Varlık Fonu Saray’a Yeni Hazinemi?

Ziraat Bankası, TPAO, Türksat, BOTAŞ, BİST, Eti Maden, Çaykur, PTT, Halkbank, THY ve Türk Telekom’un hazineden Varlık Fonu’na devredilmesi, sıradan bir ekonomik değişim hamlesi ya da devletin bir kurumundan başka bir kurumuna aktarılması olayı değildir.
Olay, aslında “Saraya hazine yaratılmasıdır.
Bir kere Varlık Fonu, bu tür fonların kuruluşuna temel dayanak oluşturan esastan yoksun kurulmuştur. Çünkü konunun uzmanlarının da belirtiği gibi bu tür fonların kuruluşuna dayanak olan ekonomik unsur, gelir fazlasıdır.
Yani kamu elinde birikmiş gelir fazlalığı olmalı ki, o fazlalık bu tür fonlar eliyle değerlendirilsin!
Oysa Türkiye ekonomisinde böyle bir gelir fazlalığı yani bütçe fazlalığı yok! O zaman neden böyle bir fona ihtiyaç duyuldu?
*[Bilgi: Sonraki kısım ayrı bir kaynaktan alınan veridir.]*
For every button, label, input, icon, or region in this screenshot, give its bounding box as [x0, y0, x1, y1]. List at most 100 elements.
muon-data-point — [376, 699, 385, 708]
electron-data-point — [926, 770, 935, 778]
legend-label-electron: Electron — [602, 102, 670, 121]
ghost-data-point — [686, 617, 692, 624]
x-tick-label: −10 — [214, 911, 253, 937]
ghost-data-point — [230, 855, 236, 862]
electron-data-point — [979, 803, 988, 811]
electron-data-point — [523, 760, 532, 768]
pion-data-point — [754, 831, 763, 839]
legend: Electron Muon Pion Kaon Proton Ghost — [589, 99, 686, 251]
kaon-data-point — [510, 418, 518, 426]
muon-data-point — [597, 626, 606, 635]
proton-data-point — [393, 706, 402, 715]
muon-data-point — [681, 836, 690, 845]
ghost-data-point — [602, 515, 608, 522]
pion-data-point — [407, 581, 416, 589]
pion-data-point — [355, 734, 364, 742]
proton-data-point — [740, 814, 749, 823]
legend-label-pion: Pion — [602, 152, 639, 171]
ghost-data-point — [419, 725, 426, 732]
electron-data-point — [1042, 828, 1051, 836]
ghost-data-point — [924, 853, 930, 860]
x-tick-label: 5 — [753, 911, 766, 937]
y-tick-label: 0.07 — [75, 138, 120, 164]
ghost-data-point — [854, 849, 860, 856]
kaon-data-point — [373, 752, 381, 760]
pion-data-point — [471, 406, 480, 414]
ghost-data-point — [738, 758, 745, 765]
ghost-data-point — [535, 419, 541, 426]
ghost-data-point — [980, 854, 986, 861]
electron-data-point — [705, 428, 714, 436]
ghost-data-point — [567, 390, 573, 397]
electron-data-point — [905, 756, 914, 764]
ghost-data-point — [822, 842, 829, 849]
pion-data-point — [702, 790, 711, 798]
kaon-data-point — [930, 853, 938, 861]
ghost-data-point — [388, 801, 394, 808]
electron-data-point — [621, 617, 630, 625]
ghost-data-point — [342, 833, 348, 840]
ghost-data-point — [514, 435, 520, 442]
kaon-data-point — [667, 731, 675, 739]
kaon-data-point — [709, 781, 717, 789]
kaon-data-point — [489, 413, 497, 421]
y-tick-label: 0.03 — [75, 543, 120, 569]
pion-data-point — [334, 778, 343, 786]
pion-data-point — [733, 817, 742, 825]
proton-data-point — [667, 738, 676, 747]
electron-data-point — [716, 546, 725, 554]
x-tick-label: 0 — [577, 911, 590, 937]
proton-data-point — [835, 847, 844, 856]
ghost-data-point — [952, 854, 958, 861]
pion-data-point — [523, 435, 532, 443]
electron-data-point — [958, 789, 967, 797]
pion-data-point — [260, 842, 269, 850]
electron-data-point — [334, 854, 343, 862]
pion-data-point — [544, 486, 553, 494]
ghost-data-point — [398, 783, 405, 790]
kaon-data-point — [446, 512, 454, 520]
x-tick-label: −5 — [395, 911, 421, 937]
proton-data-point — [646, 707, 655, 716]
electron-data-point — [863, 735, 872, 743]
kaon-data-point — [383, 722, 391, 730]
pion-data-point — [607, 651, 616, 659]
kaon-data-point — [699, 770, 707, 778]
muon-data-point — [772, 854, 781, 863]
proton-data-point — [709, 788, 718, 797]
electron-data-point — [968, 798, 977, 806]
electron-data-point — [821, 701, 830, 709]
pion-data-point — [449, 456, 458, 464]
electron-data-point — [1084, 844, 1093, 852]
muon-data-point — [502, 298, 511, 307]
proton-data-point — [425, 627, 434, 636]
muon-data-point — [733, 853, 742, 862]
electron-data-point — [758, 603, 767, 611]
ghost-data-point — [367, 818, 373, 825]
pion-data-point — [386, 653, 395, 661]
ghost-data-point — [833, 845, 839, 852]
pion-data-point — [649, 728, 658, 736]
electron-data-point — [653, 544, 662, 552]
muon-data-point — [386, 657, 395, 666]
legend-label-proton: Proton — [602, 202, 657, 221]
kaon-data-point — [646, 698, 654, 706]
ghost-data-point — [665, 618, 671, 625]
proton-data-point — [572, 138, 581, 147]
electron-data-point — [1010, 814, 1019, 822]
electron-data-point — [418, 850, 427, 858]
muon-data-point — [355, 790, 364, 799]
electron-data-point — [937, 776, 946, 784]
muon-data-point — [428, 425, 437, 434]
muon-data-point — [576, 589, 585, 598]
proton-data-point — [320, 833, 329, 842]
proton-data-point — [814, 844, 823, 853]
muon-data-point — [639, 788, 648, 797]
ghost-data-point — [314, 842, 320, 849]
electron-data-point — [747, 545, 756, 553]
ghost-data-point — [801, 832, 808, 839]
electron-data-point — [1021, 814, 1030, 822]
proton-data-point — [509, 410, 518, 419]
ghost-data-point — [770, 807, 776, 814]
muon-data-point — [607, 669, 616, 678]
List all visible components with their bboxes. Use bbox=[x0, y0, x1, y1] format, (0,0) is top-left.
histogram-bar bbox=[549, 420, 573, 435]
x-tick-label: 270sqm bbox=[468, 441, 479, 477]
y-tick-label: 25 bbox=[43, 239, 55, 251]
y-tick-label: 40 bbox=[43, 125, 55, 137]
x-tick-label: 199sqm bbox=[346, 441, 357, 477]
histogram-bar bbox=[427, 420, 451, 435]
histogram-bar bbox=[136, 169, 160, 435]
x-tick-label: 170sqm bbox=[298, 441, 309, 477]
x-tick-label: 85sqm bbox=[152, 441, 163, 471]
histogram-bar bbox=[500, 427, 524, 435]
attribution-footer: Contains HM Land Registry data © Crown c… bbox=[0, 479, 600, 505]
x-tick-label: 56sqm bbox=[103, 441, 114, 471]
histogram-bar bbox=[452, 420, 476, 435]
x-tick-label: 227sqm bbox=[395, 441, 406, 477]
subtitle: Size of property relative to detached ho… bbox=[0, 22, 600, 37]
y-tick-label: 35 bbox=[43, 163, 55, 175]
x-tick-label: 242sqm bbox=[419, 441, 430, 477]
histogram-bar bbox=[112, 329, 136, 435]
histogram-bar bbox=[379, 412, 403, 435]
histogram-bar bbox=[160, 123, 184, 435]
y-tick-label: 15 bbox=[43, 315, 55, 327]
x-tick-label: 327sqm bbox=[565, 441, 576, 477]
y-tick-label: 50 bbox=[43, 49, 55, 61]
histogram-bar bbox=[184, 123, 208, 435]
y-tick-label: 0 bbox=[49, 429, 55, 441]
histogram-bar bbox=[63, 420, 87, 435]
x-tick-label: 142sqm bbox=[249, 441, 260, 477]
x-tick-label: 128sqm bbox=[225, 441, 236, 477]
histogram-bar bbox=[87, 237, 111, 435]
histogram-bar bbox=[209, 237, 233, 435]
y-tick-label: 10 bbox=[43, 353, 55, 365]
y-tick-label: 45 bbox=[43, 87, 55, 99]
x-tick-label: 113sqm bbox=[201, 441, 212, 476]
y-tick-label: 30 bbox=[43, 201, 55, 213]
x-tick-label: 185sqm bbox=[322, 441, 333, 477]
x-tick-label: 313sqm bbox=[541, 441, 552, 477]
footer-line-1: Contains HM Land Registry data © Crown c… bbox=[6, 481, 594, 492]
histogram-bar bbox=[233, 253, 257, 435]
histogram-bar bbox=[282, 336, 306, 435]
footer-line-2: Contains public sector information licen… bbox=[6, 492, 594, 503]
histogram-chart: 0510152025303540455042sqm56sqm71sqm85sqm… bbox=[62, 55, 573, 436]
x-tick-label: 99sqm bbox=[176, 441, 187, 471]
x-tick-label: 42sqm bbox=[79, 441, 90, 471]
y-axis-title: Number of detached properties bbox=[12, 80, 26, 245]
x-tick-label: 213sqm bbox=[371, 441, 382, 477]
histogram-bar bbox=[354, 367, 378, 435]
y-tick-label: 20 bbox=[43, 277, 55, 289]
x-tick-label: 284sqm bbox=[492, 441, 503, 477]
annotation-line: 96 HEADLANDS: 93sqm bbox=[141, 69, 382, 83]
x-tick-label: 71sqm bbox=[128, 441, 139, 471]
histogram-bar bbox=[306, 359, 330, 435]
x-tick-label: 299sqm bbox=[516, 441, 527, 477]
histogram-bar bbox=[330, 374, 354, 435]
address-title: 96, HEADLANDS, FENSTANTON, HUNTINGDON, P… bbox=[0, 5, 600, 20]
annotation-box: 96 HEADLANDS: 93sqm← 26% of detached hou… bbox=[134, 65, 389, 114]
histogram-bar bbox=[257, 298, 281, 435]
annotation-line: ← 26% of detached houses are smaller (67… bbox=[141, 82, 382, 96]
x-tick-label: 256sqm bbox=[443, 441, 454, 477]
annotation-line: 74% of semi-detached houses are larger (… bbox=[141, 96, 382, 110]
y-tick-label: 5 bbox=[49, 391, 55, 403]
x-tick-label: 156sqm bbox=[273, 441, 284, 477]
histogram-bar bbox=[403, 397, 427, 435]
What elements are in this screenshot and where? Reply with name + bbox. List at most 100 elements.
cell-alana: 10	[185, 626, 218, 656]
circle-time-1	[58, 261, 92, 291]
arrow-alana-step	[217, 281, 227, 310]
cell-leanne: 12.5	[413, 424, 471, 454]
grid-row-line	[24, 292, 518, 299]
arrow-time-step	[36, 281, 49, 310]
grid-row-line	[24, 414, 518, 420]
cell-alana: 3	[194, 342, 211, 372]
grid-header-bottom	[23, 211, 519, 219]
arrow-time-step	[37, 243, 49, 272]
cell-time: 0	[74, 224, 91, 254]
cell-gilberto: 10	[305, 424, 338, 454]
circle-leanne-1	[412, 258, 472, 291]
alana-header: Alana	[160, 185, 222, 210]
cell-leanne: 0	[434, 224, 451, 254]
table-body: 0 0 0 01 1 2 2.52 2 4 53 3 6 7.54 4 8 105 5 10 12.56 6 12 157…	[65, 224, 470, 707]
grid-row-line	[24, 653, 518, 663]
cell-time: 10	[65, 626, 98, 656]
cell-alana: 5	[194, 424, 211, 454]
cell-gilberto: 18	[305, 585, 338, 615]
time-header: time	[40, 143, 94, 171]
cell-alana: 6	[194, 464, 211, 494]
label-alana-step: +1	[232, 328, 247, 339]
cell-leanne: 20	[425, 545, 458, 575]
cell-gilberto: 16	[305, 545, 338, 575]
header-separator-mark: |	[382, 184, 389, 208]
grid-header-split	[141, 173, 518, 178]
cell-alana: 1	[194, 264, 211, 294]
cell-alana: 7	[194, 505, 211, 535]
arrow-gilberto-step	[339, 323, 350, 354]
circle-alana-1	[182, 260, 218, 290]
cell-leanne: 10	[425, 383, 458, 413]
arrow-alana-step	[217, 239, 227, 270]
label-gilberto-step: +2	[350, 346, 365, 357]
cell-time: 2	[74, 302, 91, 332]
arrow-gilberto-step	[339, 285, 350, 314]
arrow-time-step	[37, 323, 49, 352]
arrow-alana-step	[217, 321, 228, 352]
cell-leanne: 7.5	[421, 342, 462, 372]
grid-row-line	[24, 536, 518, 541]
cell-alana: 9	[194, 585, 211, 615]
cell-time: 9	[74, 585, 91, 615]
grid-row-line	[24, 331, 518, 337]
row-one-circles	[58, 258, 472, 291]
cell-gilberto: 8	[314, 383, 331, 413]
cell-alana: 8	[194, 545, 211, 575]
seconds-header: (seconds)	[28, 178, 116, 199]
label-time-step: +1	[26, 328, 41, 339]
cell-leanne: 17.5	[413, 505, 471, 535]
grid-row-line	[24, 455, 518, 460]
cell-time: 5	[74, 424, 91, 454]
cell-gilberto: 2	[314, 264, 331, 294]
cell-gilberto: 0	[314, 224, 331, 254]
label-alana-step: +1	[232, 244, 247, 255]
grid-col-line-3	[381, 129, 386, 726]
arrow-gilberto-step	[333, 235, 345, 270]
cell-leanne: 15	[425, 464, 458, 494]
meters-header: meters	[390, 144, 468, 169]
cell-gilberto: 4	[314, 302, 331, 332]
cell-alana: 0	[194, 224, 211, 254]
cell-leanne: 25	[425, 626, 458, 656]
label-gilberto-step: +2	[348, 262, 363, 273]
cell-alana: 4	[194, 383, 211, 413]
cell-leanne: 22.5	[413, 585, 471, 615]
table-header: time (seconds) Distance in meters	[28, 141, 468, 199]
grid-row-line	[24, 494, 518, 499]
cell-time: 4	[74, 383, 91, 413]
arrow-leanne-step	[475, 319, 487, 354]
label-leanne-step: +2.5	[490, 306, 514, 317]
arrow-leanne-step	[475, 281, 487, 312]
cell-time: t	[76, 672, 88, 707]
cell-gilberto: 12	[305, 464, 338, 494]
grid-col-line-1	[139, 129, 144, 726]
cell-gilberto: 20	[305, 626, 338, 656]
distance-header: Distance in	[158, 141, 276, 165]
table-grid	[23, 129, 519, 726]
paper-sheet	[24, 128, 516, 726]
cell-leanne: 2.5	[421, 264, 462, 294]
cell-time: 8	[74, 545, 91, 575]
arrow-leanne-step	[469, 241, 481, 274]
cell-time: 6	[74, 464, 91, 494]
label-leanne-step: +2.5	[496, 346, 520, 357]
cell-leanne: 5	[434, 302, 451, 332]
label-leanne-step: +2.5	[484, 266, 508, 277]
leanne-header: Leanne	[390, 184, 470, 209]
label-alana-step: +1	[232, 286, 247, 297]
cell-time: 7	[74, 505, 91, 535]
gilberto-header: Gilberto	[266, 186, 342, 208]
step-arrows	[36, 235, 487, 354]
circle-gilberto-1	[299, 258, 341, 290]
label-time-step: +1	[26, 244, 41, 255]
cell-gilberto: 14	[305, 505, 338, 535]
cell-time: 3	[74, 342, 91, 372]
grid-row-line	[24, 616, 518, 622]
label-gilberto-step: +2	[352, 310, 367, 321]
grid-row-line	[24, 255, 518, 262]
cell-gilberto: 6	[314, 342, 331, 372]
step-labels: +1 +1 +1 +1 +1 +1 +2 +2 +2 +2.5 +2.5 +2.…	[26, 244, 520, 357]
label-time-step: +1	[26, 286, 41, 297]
Neden tek bir hazinesi olan devlete ikinci bir hazinesi oluşturuldu?
Hatırlanacağı üzere Varlık Fonu 16 Ağustos 2016’da, yani 15 Temmuz darbe girişiminde hemen sonra kuruldu ve o ağır gündem nedeniyle de kamuoyunun gündemine hiç gelmedi, tartışılmadı…
Yani Varlık Fonu, Saray ve AKP Hükümeti’nin darbe girişimini fırsat bilerek yaptığı işlerden biriydi…
Dahası, Saray’ın ekonomi başdanışmanı Yiğit Bulut da Varlık Fonu’na yönetici atanmış durumda!
Yani Varlık Fonu ile devlete paralel ikinci bir hazine kurulmuş ve Yiğit Bulut üzerinden bu hazine Saray’a bağlanmış durumda!
Ve Saray’ın yeni hazinesi, Saray’a uygun yöntemlerle “güvenceye” alınmış durumda! Varlık Fonu bünyesindeki şirketler Sayıştay’ın denetimine tabi değil! Ayrıca gelir ve kurumlar vergisinden de muaflar!
Yani denetlenmeyen başkanlık isteyen Saray, şimdiden denetlenmeyen hazine inşa etmiş durumda!

Sırf bu gelişme bile, emekçi halkların başkanlığa hayır demesi için yeterlidir.